In diabetes trials some patients may require rescue medication during follow-up. If the level of rescue medication use differs between treatment groups, a treatment policy / intention to treat analysis may be difficult to interpret. Here a hypothetical estimand which targets the effect that would have been seen had rescue medication not been available may be of interest to some stakeholders. In this talk I will discuss statistical methods for estimation of such hypothetical estimands. I will first describe hypothetical estimands using the causal inference concepts of potential outcomes, before using the existing causal inference machinery to describe what assumptions are needed to estimate hypothetical estimands. In particular this will allow us to be clear about what variables need to be adjusted for to estimate hypothetical estimands. I will then discuss both ‘causal inference’ and ‘missing data’ methods (such as mixed models) for estimation, and show that in certain situations estimators from these two sets are in fact identical. These links may help those familiar with one set of methods but not the other. They may also identify situations where currently adopted estimation approaches may be relying on unrealistic assumptions, and suggest alternative approaches for estimation.

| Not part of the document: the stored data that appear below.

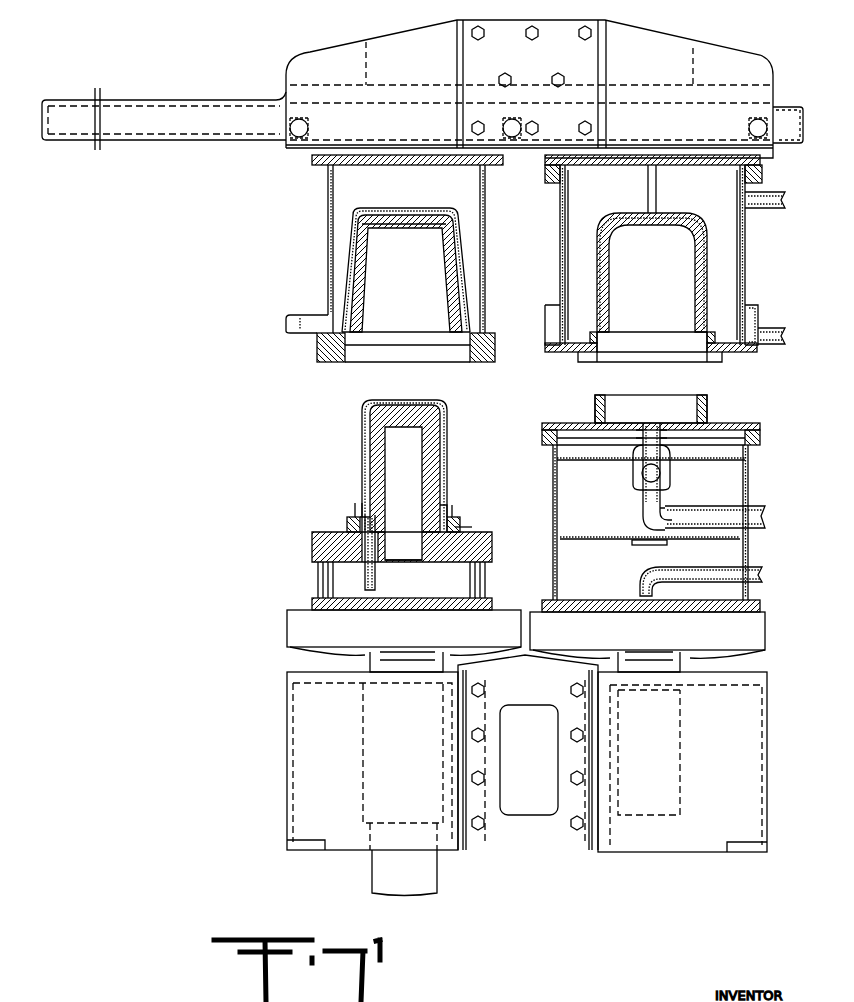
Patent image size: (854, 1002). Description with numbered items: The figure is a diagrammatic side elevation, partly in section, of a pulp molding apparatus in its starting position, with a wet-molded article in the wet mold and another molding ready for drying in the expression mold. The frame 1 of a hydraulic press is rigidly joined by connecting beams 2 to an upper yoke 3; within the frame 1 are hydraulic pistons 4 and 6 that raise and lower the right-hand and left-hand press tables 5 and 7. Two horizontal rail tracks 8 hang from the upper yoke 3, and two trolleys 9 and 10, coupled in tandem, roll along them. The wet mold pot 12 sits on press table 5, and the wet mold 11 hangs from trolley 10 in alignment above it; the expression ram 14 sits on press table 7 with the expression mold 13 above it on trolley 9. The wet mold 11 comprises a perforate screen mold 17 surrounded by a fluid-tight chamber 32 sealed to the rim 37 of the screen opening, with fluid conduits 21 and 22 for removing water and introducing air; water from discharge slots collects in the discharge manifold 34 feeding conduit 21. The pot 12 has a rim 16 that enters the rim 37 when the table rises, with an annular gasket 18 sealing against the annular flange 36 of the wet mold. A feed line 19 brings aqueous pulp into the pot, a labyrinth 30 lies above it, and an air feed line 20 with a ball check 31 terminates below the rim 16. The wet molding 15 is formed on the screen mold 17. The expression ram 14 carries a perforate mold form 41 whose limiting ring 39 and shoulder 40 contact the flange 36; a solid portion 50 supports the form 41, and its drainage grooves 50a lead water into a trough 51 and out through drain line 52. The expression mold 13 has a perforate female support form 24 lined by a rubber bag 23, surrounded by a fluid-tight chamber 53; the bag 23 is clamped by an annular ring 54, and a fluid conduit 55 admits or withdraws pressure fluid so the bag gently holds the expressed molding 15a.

The frame 1 is at (767, 770).
The connecting beams 2 is at (515, 838).
The upper yoke 3 is at (756, 68).
The hydraulic piston 4 is at (676, 770).
The right-hand press table 5 is at (765, 637).
The hydraulic piston 6 is at (362, 745).
The left-hand press table 7 is at (295, 630).
The rail tracks 8 is at (244, 97).
The trolley 9 is at (300, 162).
The trolley 10 is at (540, 160).
The wet mold 11 is at (735, 252).
The wet mold pot 12 is at (750, 482).
The expression mold 13 is at (325, 215).
The expression ram 14 is at (306, 549).
The wet molding 15 is at (605, 262).
The expressed molding 15a is at (438, 230).
The rim 16 is at (707, 405).
The screen mold 17 is at (604, 260).
The annular gasket 18 is at (578, 410).
The feed line 19 is at (760, 578).
The air feed line 20 is at (765, 535).
The fluid conduit 21 is at (775, 348).
The fluid conduit 22 is at (775, 192).
The rubber bag 23 is at (452, 258).
The perforate female support form 24 is at (424, 204).
The labyrinth 30 is at (608, 527).
The ball check 31 is at (634, 492).
The fluid-tight chamber 32 is at (560, 256).
The discharge manifold 34 is at (762, 305).
The annular flange 36 is at (715, 362).
The rim 37 is at (712, 334).
The limiting ring 39 is at (471, 523).
The shoulder 40 is at (478, 504).
The perforate mold form 41 is at (445, 452).
The solid portion 50 is at (440, 480).
The drainage grooves 50a is at (420, 400).
The trough 51 is at (352, 506).
The drain line 52 is at (375, 578).
The fluid-tight chamber 53 is at (328, 244).
The annular ring 54 is at (335, 364).
The fluid conduit 55 is at (296, 333).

Questions on the treatment effect in sub-populations defined by post-randomization events are not uncommon in drug development. In the causal inference literature estimands of this type are typically referred to as principal stratum estimands.

As the population is defined based on events that may be influenced by the received treatment, randomization alone can no longer be relied upon for assessment of the treatment effect. Additional assumptions are required to identify the estimand.

In this presentation we will review examples from drug development, where principal stratum estimands could be of interest, review estimation strategies and provide a concrete recent example in a multiple sclerosis development program.

Missing attributes are ubiquitous in causal inference, as they are in most applied statistical studies.

In this work, we consider various sets of assumptions under which causal inference is possible despite missing attributes and discuss corresponding approaches to average treatment effect estimation, including generalized propensity score methods and multiple imputation. Across an extensive simulation study, we show that no single method systematically out-performs others. We find, however, that doubly robust modifications of standard methods for average treatment effect estimation with missing data repeatedly perform better than their non-doubly robust baselines; for example, doubly robust generalized propensity score methods beat inverse-weighting with the generalized propensity score. This finding is reinforced in an analysis of an observational study on the effect on mortality of tranexamic acid administration among patients with traumatic brain injury in the context of critical care management.

Here, doubly robust estimators recover confidence intervals that are consistent with evidence from randomized trials, whereas non-doubly robust estimators do not.